Masculinity Crisis in the Americas
Masculinity Crisis in the Americas
Queen’s University Belfast
1 ─ 2 November 2019
During his inauguration in January 2019, Brazilian President Jair Bolsonaro delivered a speech to the chamber of deputies in which he expressed one of his goals was to “combat gender ideology”. Several months earlier, during the hearings that led to the confirmation of Brett Kavanaugh as US Supreme Court justice, Kavanaugh dismissed his adolescent and college behaviour as typical to being one of “the boys”. At the core of both episodes is the reaffirmation of a dominant and aggressive masculinity which underpins the populist wave that has taken hold in politics across the Americas. In November 2019, we invite scholars from across the humanities to come to Queen’s University Belfast to explore how masculinity is formulated, codified, and challenged through North and South American literature and culture. Gloria Anzaldúa argues that machismo and “hierarchical male dominance” are cultural practices brought to the Americas by Europeans during the colonial era. The formulation of masculinity defended by Kavanaugh and ubiquity of experience revealed through the #MeToo movement is a reminder that this formulation of masculinity remains prevalent in society today. The movement’s origins in the Harvey Weinstein revelations reveals how insidious masculinities are entangled with the highest levels of cultural production, leading to an academic reappraisal of the ethics of reading and critically engaging with the works of celebrated cultural producers such as David Foster Wallace and Sherman Alexei whose unacceptable behaviour has become increasingly scrutinised.
In addition to codifying problematic masculinities, cultural products have historically promoted self-reflection in order to challenge hostile masculine behaviours. Manuel Puig’s El beso de la mujer araña for example, presents a fluid perspective on masculinity in its dialogue between two cellmates--a transgender woman and macho male who reconcile their differences. Meanwhile Tomás Gutiérrez Alea’s film Fresa y chocolate introduces the heteronormative character David to the openly gay Diego in order to promote a positive masculinity as David develops self-reflection and acceptance.
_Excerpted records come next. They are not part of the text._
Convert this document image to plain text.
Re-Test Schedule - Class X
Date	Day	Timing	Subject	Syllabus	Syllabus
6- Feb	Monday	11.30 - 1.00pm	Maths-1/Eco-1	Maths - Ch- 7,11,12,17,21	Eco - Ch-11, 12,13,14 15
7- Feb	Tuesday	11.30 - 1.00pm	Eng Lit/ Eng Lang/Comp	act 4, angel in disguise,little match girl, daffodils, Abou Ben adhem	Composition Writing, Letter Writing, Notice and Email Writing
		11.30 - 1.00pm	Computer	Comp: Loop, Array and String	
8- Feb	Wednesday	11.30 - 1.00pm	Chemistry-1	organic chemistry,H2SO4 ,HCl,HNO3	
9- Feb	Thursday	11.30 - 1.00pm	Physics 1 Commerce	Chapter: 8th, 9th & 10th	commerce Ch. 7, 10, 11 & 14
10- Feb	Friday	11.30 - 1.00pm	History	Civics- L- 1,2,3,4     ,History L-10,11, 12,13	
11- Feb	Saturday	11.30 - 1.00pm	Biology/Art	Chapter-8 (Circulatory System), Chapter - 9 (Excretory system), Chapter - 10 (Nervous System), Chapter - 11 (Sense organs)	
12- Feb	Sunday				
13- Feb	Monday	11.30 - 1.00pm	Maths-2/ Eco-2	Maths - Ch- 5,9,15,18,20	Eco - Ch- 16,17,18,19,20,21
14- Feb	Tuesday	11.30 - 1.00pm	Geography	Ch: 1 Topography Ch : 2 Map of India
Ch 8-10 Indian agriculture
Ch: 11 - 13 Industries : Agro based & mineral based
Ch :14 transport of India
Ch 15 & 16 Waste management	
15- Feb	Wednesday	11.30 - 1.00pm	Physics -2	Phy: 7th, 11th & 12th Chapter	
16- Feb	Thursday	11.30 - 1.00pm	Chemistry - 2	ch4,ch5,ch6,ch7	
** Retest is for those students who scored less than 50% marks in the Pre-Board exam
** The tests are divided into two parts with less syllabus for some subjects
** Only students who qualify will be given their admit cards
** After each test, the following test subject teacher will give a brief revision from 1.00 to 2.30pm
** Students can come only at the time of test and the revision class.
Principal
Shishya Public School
Anzaldúa maintains that “we need a new masculinity and the new man needs a movement”. Now more than ever, it is necessary to interrogate where our perceptions of masculinity originate and how healthy formulations of masculinity can be promoted.
We are delighted to confirm Dr Clare Hayes-Brady of University College Dublin as keynote speaker.
We seek proposals for twenty-minute papers from postgraduates and early career scholars. Potential topics include but are not limited to:
● Ethic and reading the work of authors whose behaviour is reprehensible.
● (Un)changing ideals of masculinity throughout the history of American culture.
● The intersections and divergences between masculine ideals across North and Latin American cultures.
● The ability for cultural products to promote positive masculinities.
● Machismo in politics.
● Queer masculinities.
● Colonial manhoods and the pervasiveness of colonial formulations of masculinity.
● Militant masculinities in the wars of independence.
● Masculinity in the legacy of slavery.
● Indigenous men and masculinities.
● Genderqueerness: constructing both masculinity and femininity, or neither masculinity nor femininity.